Клавдий, который был здорово пьян, поняв, что его раскрыли, вскочил на стол, задрал свое одеяние и стал трясти своими сокровищами перед присутствовавшими женщинами, включая девственниц-весталок. А затем, сопровождаемый визгом и криками, выбежал из комнаты и умудрился удрать через кухонное окно. Только после этого появилась Помпея в сопровождении Абры, и Аурелия немедленно обвинила их в участии в организации этого непотребства. Обе это отчаянно отрицали, но старшая девственница-весталка объявила, что их отрицания ничего не значат: совершилось осквернение святынь, празднество необходимо прекратить, а всем участницам — разойтись по своим домам.
Такова была история, рассказанная Теренцией, которую Цицерон выслушал одновременно с недоверием, отвращением и восторгом, который он с трудом пытался скрыть.
Было очевидно, что на людях и в присутствии Теренции Цицерон будет придерживаться строгих моральных принципов — однако про себя он считал, что это одна из самых смешных историй, о которых он когда-либо слышал. Когда же хозяин представил Клавдия, трясущего своими причиндалами в испуганные лица самых чванливых матрон Рима, он хохотал до слез. Но это было уже в одиночестве его библиотеки. Что же касается политики, то Отец Отечества решил, что Клавдий, наконец, раскрылся как законченный идиот — «ему уже тридцать, а не тринадцать, ради всех богов» — и что его карьера как магистрата закончилась, так и не начавшись. Хозяин также с радостью подумал, что и у Цезаря могут возникнуть проблемы: скандал случился в его доме, в нем была замешана его жена, и это наверняка будет иметь последствия для самого Цезаря.
Именно с таким настроением Цицерон на следующее утро направился в Сенат, ровно через год и один день после дебатов о судьбе бунтовщиков.

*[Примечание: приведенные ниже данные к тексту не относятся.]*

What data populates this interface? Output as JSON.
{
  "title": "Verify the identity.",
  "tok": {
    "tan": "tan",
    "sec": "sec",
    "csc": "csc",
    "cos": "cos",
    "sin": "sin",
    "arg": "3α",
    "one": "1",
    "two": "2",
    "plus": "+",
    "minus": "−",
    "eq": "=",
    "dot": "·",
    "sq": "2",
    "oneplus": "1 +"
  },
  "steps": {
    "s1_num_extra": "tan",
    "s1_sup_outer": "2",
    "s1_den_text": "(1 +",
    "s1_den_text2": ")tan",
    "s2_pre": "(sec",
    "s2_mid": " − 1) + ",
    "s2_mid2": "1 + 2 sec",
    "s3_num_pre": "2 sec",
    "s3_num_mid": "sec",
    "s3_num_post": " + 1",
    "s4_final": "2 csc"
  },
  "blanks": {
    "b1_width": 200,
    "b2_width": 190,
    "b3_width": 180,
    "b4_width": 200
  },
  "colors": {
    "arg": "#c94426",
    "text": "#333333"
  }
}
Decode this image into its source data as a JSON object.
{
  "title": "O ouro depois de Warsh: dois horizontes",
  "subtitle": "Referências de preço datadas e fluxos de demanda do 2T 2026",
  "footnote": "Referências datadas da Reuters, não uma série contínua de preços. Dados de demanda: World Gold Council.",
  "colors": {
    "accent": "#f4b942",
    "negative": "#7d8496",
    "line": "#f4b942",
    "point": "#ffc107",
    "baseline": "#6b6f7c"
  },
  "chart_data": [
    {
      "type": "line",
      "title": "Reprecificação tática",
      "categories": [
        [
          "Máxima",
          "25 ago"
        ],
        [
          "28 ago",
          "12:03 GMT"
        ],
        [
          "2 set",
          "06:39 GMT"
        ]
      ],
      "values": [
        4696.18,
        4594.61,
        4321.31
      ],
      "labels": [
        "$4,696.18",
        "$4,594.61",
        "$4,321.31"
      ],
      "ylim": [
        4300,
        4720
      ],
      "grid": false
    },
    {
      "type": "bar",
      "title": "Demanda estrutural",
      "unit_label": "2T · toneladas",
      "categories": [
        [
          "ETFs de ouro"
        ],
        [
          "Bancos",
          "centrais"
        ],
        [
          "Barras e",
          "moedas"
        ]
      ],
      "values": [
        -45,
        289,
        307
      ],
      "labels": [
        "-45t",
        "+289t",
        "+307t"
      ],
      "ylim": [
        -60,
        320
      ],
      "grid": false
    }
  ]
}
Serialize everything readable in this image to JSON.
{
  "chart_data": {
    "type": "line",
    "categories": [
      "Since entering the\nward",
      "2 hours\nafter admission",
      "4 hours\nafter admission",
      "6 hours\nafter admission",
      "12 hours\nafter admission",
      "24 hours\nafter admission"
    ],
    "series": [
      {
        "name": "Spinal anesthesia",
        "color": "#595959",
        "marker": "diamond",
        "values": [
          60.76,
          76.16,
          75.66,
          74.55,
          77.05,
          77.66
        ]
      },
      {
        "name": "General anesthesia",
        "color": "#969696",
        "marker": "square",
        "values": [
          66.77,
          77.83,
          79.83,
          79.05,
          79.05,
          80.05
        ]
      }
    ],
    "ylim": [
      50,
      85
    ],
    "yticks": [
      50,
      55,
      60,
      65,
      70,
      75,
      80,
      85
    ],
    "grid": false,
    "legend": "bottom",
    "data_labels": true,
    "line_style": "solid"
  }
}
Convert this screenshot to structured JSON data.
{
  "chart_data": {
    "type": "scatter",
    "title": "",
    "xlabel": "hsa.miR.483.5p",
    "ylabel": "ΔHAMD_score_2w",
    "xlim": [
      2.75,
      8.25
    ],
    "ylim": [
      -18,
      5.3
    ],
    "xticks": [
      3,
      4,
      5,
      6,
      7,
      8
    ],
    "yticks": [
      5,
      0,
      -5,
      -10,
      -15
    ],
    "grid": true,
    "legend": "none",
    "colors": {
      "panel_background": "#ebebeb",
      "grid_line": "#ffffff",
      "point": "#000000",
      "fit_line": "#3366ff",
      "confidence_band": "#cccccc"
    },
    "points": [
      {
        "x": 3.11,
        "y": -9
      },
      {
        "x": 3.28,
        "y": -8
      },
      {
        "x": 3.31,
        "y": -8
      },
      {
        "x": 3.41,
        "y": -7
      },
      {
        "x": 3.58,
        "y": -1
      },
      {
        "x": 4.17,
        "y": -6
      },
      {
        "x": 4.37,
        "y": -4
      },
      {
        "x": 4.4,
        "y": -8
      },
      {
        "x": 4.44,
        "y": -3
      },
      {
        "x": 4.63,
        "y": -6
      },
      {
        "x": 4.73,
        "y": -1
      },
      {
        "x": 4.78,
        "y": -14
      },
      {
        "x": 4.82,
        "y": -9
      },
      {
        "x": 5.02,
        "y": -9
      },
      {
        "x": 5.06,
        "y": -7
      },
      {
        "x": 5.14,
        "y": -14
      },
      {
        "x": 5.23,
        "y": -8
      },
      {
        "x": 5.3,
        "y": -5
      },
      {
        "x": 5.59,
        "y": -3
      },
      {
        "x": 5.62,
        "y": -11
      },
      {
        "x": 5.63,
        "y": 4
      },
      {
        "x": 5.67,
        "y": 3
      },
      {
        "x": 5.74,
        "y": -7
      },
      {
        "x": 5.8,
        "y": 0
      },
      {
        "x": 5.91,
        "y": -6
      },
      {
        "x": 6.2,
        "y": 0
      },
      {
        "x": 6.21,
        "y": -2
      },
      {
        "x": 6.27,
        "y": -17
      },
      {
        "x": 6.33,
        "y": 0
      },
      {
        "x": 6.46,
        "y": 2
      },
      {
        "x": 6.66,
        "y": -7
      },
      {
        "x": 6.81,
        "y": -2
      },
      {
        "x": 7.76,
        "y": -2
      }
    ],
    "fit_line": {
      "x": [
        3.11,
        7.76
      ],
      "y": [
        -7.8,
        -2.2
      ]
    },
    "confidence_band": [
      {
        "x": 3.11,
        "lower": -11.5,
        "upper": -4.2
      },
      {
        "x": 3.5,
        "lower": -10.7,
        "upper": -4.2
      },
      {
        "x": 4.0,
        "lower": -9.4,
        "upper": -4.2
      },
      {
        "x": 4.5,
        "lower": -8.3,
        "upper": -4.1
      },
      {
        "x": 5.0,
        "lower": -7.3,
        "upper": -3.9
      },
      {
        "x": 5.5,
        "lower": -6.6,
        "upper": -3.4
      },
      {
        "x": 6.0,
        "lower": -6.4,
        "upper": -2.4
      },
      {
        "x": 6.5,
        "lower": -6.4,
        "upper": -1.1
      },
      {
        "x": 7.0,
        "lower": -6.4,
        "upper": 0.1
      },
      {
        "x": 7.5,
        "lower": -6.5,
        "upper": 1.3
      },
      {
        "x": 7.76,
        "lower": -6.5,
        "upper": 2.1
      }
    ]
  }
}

Многие из старших членов Сената уже слышали от своих жен о том, что произошло, и, пока они ожидали в сенакулуме, что скажут авгуры, обсуждалось только это происшествие. Отец Отечества торжественно переходил от группы к группе, надев на лицо маску глубочайшей серьезности и скорби, скрестив руки под тогой и печально качая головой. Он с напускной неохотой распространял эти новости среди тех, кто еще ничего не знал. Заканчивая свой рассказ, Цицерон говорил, бросая взгляд через зал: «Смотрите, вон стоит несчастный Цезарь. Как ему сейчас должно быть неловко».
И действительно, мрачный и зловещий Цезарь стоял совсем один в этот серенький декабрьский день — молодой верховный жрец, чьи дела находились в полном упадке. Период его преторства, теперь подходящий к концу, был бесславен: в какой-то момент он даже попал под подозрение, и ему сильно повезло, что его не привлекли к суду вместе с другими сообщниками Катилины. Он с нетерпением ждал, в какую провинцию его пошлют на кормление: она должна была быть богатой, потому что он увяз по уши в долгах. А теперь еще и это возмутительное происшествие с участием Клавдия и Помпеи грозило превратить его во всеобщее посмешище. Его можно было пожалеть, видя, как он, не отрываясь, следит за Цицероном, передвигающимся по залу и разносящим это известие. Гроза римских мужей — сам рогоносец! Менее великий человек постарался бы не показываться в Сенате в ближайшие дни, но это было не в стиле Цезаря. Когда знамения, наконец, были истолкованы, он прошел к своему месту на скамье преторов, недалеко от Квинта. Цицерон же направился к скамье бывших консулов по другую сторону прохода.
Сессия не успела еще начаться, как бывший претор Корнифий, который считал себя борцом за чистоту религии, вскочил и потребовал немедленно обсудить «бесстыдное и аморальное» происшествие, которое, по рассказам, случилось в резиденции верховного жреца прошлой ночью. Сейчас я понимаю, что это мог бы быть конец карьеры Клавдия. Ведь по своей молодости он еще даже не имел права занять место в Сенате. Однако, на его счастье, в тот день председательствовал Мурена, не кто иной, как его отчим. Поэтому, независимо от того, что думал он сам, Мурена совсем не хотел, чтобы трепали доброе имя его семьи.
— Этот вопрос не относится к ведению Сената, — объявил он. — Если что-то и произошло, то это должны расследовать представители Коллегии жрецов.
Услышав это, взвился Катон, с глазами, сверкающими при одной мысли о подобном упадочничестве.